Мама бросилась закрывать мне рот, унесла меня быстро из комнаты, потом стала объяснять сослуживцам, что я странный, с рождения странный, поздно начал говорить, а когда начал – нес ахинею, но она водила меня к врачу, и он выдал справку, что я не кретин. Я уже рассказывал об этом враче. Он помог мне. Да, он нарушил клятву Гиппократа, обманув мою маму и даже выдав письменную справку, что я нормальный. А может, в этом и есть смысл клятвы Гиппократа, кто знает. Вряд ли Гиппократ вообще знал о своей клятве. Это все пиар.

Я заметил давно: когда люди пьют, после пятого стакана они снимают хоккейные маски. Не после первого, после первого стакана людям маски не мешают. После третьего начинают мешать, они снимают маски, вытирают с лица пот под масками и снова надевают их, потому что все еще боятся. Это и есть социальное чувство. Это чувство, что шайба уже летит.

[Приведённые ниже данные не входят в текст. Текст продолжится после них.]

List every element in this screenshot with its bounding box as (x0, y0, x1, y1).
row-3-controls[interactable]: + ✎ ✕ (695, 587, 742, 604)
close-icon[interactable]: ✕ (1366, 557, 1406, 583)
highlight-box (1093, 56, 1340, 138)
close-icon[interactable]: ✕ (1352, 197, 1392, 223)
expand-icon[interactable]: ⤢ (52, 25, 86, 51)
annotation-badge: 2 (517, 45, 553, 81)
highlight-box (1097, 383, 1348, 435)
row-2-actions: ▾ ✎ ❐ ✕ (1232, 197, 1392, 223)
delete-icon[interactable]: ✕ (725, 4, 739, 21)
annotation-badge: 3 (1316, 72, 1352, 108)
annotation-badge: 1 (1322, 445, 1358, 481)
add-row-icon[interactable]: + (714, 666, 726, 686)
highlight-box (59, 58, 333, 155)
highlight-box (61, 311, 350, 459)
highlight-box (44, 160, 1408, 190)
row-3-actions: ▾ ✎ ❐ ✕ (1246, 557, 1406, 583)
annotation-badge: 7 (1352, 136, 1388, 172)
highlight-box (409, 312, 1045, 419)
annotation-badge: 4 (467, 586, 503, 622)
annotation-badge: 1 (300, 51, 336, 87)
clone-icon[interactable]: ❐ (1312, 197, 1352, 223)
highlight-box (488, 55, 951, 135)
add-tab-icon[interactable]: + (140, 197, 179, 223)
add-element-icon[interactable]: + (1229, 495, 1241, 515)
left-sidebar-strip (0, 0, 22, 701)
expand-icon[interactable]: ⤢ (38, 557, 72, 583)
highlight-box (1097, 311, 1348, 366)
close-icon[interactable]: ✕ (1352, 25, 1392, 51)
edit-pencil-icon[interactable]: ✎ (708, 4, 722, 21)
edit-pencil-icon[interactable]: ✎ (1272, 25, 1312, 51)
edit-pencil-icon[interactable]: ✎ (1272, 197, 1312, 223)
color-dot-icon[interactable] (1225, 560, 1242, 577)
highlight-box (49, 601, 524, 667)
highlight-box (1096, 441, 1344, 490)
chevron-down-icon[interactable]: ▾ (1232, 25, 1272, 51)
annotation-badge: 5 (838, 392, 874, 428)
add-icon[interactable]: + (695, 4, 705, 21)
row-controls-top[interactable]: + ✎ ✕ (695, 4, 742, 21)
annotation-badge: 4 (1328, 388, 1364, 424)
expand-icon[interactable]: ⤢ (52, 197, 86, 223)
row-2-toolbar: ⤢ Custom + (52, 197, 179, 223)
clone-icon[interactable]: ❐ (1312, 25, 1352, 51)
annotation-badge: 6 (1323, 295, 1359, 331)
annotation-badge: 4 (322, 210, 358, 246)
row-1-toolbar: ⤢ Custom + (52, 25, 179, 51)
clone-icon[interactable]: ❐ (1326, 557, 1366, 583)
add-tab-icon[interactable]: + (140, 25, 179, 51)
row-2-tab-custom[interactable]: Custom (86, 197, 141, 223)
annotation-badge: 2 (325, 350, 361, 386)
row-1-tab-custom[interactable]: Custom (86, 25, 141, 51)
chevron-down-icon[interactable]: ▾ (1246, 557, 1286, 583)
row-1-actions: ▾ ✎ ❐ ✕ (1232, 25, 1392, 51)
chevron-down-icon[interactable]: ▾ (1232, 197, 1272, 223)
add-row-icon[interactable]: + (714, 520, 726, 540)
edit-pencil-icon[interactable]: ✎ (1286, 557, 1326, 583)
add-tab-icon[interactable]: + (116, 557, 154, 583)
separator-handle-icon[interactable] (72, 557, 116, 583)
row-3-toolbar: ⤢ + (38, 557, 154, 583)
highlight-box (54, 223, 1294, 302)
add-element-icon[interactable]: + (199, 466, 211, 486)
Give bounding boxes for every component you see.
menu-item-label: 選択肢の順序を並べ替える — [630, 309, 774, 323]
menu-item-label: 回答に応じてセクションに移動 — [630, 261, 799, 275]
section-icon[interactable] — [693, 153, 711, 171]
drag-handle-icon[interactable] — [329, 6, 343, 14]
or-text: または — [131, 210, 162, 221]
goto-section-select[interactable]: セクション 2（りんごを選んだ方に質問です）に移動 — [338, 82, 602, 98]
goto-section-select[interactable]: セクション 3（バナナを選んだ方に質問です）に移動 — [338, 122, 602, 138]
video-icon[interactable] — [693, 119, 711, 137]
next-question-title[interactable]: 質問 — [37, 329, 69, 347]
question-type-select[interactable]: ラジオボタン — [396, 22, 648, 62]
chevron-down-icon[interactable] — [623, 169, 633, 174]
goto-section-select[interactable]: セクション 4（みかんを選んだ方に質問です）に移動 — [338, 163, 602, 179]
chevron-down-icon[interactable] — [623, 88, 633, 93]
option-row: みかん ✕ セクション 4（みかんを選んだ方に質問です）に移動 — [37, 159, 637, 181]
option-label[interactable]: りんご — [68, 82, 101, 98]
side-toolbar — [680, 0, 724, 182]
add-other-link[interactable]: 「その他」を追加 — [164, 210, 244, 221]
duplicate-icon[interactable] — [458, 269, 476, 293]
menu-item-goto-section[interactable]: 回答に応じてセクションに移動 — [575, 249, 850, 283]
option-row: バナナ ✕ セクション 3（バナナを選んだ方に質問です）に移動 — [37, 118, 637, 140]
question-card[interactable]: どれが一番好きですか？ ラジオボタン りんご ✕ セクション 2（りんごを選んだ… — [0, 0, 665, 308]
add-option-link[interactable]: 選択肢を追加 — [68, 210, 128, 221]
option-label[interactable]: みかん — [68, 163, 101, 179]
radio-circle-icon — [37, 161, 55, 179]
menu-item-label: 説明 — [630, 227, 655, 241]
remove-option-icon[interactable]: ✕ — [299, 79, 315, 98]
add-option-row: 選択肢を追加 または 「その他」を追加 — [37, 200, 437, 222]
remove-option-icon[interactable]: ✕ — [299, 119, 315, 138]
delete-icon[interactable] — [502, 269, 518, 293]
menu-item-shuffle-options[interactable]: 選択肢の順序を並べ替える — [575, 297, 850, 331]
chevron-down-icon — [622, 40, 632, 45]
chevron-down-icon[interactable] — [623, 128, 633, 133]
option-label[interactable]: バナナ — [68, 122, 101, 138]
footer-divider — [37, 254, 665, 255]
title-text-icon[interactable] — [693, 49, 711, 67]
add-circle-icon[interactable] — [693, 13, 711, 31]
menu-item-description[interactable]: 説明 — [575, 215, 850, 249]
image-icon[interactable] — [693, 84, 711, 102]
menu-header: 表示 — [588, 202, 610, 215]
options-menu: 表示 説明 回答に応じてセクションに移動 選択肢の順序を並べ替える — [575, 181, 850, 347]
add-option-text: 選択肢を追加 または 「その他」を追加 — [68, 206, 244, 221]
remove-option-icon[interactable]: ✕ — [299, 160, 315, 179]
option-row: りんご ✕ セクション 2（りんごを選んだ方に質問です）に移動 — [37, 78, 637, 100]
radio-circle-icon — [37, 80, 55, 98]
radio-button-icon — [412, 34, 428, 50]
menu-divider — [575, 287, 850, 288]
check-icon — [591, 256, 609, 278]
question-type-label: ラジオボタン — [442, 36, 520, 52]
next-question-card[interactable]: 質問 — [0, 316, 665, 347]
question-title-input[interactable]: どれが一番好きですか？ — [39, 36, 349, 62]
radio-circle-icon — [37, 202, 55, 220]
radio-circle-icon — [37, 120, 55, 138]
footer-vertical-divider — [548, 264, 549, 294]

Но после пятого стакана, именно после пятого, я считал, люди перестают бояться. Они снимают маски. Им становится по хуй, летит ли шайба. Люди перестают быть вратарями после пятого стакана. Они становятся форвардами. И они начинают танцевать. Это сильное желание, в нем мало смысла, но много свободы. Оно прекрасно. Пьяные люди хотят петь и танцевать. Это самые доступные виды искусства. Конечно, отдельные люди, под влиянием Мейерхольда, начинают хотеть экспериментальных постановок, авангардного балета. Но нормальные, простые люди не хотят авангарда, они не хотят и не могут балета. Они хотят просто петь и просто танцевать. И они это делают. Как умеют. Умеют все это примерно одинаково. Это тоже прекрасно, в этом есть первобытное равенство. Оно есть в танцах туземцев. Кто-нибудь слышал, чтобы из толпы африканских голышей выдвинулся Рудольф Нуриев? Нет. Потому что в дикости все равны, все прекрасны. А если кто-то и пытается выдвинуться, его сейчас же заметит и пометит вонючей жидкостью шаман. Только в извращенной среде балета может вспыхнуть Нуриев. Это и есть самая питательная среда для рождения гения, это для него – как навоз для растения. Гений рождается в среде извращенцев, а примитивное искусство гениев не знает. В примитивном искусстве каждый – гений.

Таково и искусство синего танца. В нем есть красота, хоть ее бывает трудно разглядеть. Я всегда любил смотреть, как люди сдвигают столы и стулья, и летят куда-то в угол хоккейные маски, и глаза у теток горят, и набухают у мужиков мошонки, и вот уже наебнули шестой и седьмой стакан, а кто-то отважный, таким был всегда я, впрочем, это я забегаю вперед, вонзает сгоряча и восьмой, тот самый, главный, лишний стакан. И начинается.

Петь начинают первыми женщины. А танцевать – мужчины. В этом есть Африка. Когда человек танцует, он перестает быть человеком. Он становится собой.